I was floored. I hadn't given him a second thought. It had been a totally unintentional and inconsequential experience for me. And yet, I had very much impacted and shaped his life. And I think in some ways we can very much be that same kind of presence in the world around us. Sometimes we are the Anna and Joaquins, the silent, sometimes forgotten presences. That even in our humility and faithfulness and the work that we do, the work that may go unrecognized, nevertheless has an impact far beyond us, a goodness and grace that exudes out in waves far beyond what we are capable of seeing or imagining.

And so this morning as we celebrate their legacy, as we memorialize them and lift them up as the faithful servants that they were, may we glorify in the things that they show us through their daughter, our mother, the Blessed Virgin.

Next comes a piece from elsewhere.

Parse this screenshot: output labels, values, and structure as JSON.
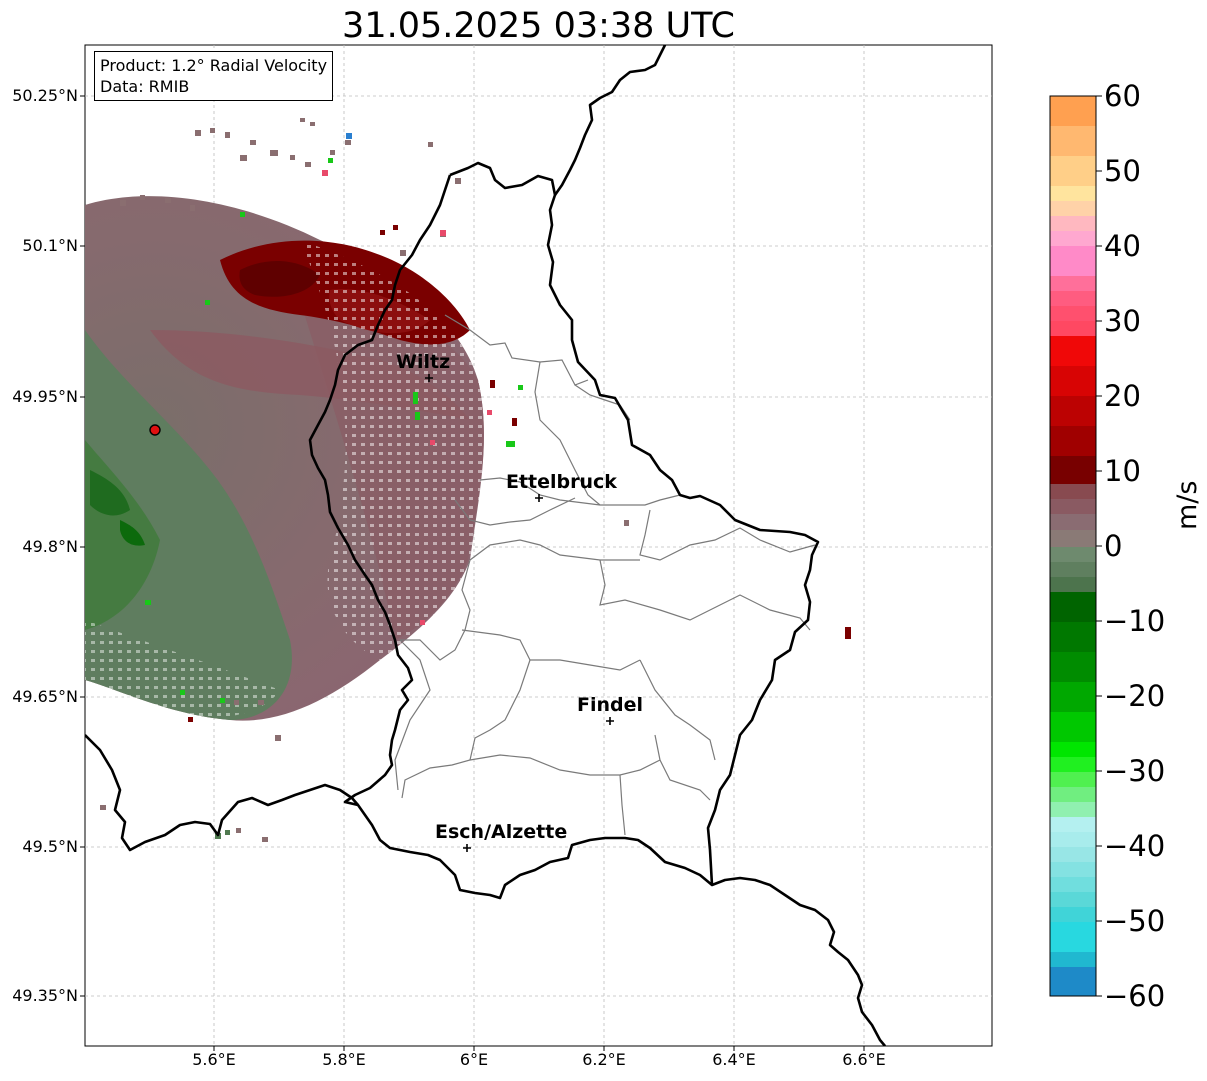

But may we too take inspiration from their humility. See the places of impact that we can have, even if they're seemingly inconsequential or unnoticeable. May we have the faithfulness and humility to keep on doing what we are called to do. And recognize that in our witness, there may be ripples and effects that long outdate us, that go far beyond what we can even imagine. And may we have the charity of spirit, the fulsomeness of faith, to honor and respect that. And never more come back to the memory as the Blessed Virgin does of God's promises, remembering that even in dark times, even in uncertain times, he will be with us. His mercy will extend over us. And the promises he made to our ancestors remain the promises to us now and always. In the name of the Father and of the Son and of the Holy Spirit. Amen.